Is there a limit on how much rebiana a person can safely consume? The Acceptable Daily Intake (ADI) supports rebiana use as a general purpose sweetener in food and beverages.
Business
What is the relationship between The Coca-Cola Company and Cargill? Cargill
and The Coca-Cola Company have worked in collaboration to develop the
ingredient called rebiana. Rebiana will be marketed under the brand
name Truvia™. While the trademark is jointly owned, Cargill owns and
operates the Truvia™ tabletop sweetener business as well as the Truvia™
ingredient business that provides food and beverage manufacturers with
Truvia™ branded rebiana for their consumer products.
When will Truvia™ natural sweetener be available to consumers in the U.S.? In othermarkets around the world? Truvia™
tabletop sweetener will be introduced in the U.S. first in limited
areas, then made available in other markets.

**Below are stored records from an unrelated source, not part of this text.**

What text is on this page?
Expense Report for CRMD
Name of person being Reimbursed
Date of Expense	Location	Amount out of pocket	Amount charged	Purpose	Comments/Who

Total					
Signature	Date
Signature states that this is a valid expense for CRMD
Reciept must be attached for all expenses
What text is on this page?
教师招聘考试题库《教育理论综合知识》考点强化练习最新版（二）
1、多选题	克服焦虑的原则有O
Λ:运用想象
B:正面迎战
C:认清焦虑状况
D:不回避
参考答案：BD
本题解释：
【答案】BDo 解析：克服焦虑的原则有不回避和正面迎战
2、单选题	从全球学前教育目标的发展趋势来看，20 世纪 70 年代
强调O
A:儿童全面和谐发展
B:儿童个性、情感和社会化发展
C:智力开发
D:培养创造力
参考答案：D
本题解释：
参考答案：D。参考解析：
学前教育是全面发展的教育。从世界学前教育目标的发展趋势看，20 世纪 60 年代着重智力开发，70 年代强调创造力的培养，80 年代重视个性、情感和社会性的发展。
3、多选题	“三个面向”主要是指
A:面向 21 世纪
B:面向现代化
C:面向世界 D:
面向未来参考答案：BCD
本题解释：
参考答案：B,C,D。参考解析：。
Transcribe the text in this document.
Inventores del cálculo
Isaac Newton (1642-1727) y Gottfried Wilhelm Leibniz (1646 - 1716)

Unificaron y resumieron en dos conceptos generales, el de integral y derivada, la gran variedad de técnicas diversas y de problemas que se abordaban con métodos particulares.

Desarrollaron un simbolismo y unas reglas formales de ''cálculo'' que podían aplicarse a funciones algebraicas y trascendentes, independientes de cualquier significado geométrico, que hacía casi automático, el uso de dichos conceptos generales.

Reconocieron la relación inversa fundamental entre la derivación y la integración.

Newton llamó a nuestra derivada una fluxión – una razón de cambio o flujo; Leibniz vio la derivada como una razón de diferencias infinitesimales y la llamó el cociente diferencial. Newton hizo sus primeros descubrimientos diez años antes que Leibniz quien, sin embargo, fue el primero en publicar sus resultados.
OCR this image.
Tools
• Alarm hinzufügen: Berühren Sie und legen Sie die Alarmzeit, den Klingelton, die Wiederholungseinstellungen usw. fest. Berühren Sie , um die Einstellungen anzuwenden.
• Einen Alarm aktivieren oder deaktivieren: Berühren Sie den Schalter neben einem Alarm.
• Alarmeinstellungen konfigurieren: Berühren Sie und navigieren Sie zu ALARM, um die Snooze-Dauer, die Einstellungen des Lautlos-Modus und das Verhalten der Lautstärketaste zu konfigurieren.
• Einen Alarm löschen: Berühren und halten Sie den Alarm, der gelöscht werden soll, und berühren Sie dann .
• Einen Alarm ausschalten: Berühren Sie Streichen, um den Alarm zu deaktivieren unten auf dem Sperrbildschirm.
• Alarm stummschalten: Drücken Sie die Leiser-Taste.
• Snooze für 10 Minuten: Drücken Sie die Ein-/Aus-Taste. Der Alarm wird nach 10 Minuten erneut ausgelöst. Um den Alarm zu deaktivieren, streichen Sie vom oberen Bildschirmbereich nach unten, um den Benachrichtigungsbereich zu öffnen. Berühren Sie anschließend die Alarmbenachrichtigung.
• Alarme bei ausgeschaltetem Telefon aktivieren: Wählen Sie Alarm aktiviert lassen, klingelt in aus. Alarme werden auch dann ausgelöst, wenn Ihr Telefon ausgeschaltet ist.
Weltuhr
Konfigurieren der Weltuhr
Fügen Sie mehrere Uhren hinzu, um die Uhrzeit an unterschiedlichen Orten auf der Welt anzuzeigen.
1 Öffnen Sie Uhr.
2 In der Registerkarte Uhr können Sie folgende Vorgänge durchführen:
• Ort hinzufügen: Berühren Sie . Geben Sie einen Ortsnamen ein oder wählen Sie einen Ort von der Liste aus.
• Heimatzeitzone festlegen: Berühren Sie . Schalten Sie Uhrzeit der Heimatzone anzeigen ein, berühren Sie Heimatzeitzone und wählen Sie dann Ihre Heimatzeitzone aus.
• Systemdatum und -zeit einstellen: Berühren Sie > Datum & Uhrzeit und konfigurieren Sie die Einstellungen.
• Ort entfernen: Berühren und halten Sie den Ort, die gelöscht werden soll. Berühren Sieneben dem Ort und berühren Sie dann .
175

It is being introduced
first as a tabletop sweetener with work underway for food and beverage
applications that will be announced over the course of the next year.
Will Truvia™ natural sweetener be marketed as a health product? Truvia™
natural sweetener will be marketed as a new sweetener that was
developed in response to strong consumer demand for a great-tasting,
natural, zero calorie way to sweeten foods and beverages.
In what foods will Truvia™ natural sweetener be featured? Following
the introduction of Truvia™ natural sweetener as a tabletop product,
Truvia™ natural sweetener will be formulated for use in a number of
food products by companies in the food industry.